CVE-2025-9218 identifies a missing authorization vulnerability (CWE-862) in the rtMedia plugin versions 4.7.0 through 4.7.3 for WordPress, BuddyPress, and bbPress. The flaw exists specifically in the handle_rest_pre_dispatch() function, which fails to enforce proper authorization checks when the Godam plugin is active. This omission allows unauthenticated attackers to retrieve media items associated with draft or private posts, which are normally restricted. The vulnerability results in information disclosure limited to media content, without compromising data integrity or system availability. The CVSS 3.1 score is 3.7 (low), reflecting the network attack vector, high attack complexity, no privileges required, and no user interaction needed. The scope is unchanged, and the impact is limited to confidentiality. No patches have been linked yet, and no exploits are known in the wild. The vulnerability is significant for sites using the affected plugin versions alongside the Godam plugin, especially where sensitive media is stored in non-public posts. The issue underscores the importance of authorization checks in REST API dispatch functions within WordPress plugins.

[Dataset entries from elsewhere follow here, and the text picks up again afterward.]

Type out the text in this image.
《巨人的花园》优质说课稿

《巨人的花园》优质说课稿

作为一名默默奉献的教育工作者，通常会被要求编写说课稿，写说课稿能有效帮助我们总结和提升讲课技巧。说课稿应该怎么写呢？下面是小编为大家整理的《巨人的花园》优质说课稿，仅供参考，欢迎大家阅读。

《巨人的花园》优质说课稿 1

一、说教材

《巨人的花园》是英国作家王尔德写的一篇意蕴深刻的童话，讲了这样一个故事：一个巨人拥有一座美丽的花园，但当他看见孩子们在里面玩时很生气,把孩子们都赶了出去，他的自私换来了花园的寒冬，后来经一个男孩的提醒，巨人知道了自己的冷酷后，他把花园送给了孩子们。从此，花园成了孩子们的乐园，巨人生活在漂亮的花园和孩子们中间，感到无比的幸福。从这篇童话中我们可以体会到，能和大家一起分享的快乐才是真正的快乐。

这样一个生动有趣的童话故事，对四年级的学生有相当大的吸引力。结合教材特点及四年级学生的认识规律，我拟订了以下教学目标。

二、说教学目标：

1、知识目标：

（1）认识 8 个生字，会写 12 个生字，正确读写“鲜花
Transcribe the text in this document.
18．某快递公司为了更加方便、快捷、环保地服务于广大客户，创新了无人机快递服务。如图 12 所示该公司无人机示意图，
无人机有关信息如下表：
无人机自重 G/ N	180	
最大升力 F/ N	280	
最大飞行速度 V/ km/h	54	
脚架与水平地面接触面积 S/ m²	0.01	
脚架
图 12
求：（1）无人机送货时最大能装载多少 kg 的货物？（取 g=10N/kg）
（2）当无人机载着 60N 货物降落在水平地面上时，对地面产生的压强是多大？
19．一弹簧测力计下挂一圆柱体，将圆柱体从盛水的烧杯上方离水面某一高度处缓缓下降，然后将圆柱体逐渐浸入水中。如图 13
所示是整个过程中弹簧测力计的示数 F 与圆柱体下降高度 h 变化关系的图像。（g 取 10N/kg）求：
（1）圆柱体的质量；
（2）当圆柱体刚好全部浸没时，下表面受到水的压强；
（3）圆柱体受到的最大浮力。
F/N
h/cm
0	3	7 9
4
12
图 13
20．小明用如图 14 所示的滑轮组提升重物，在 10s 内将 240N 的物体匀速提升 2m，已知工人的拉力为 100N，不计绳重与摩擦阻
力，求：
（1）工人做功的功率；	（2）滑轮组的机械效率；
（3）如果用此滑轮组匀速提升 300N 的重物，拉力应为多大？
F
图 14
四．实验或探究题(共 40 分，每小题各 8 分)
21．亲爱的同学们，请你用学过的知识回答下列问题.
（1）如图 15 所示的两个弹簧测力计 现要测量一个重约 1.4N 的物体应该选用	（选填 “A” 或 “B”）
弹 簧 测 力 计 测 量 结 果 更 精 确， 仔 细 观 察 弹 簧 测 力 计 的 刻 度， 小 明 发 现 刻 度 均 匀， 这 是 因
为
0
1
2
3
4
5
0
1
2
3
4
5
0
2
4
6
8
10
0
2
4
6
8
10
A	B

For European organizations, the primary impact is unauthorized disclosure of media content linked to draft or private posts on websites using the affected rtMedia plugin versions with the Godam plugin enabled. This could lead to exposure of sensitive images, videos, or other media that organizations intended to keep confidential, potentially harming privacy, brand reputation, or compliance with data protection regulations such as GDPR. Although the vulnerability does not allow modification or deletion of content, the leakage of private media can be exploited for social engineering or further reconnaissance by attackers. Organizations relying on WordPress-based community or social networking sites using BuddyPress or bbPress may be particularly vulnerable. The low severity and high attack complexity reduce the likelihood of widespread exploitation, but the risk remains for targeted attacks against high-value sites. The absence of known exploits suggests limited current threat activity, but the vulnerability should be addressed promptly to prevent future abuse.

1. Monitor for official patches from the rtMedia plugin vendor and apply updates immediately once available to ensure the authorization checks are properly implemented. 2. Until patches are released, consider disabling the Godam plugin if it is not essential, as its activation triggers the vulnerability. 3. Review and restrict access permissions on draft and private posts to minimize exposure of sensitive media. 4. Implement web application firewall (WAF) rules to detect and block suspicious REST API requests targeting the handle_rest_pre_dispatch() endpoint. 5. Conduct regular security audits of WordPress plugins, especially those handling media and REST API endpoints, to identify missing authorization or authentication controls. 6. Educate site administrators on the risks of enabling plugins that may interact in insecure ways and encourage minimal plugin usage. 7. Maintain comprehensive logging and monitoring of REST API access to detect unusual retrieval patterns of draft or private media items.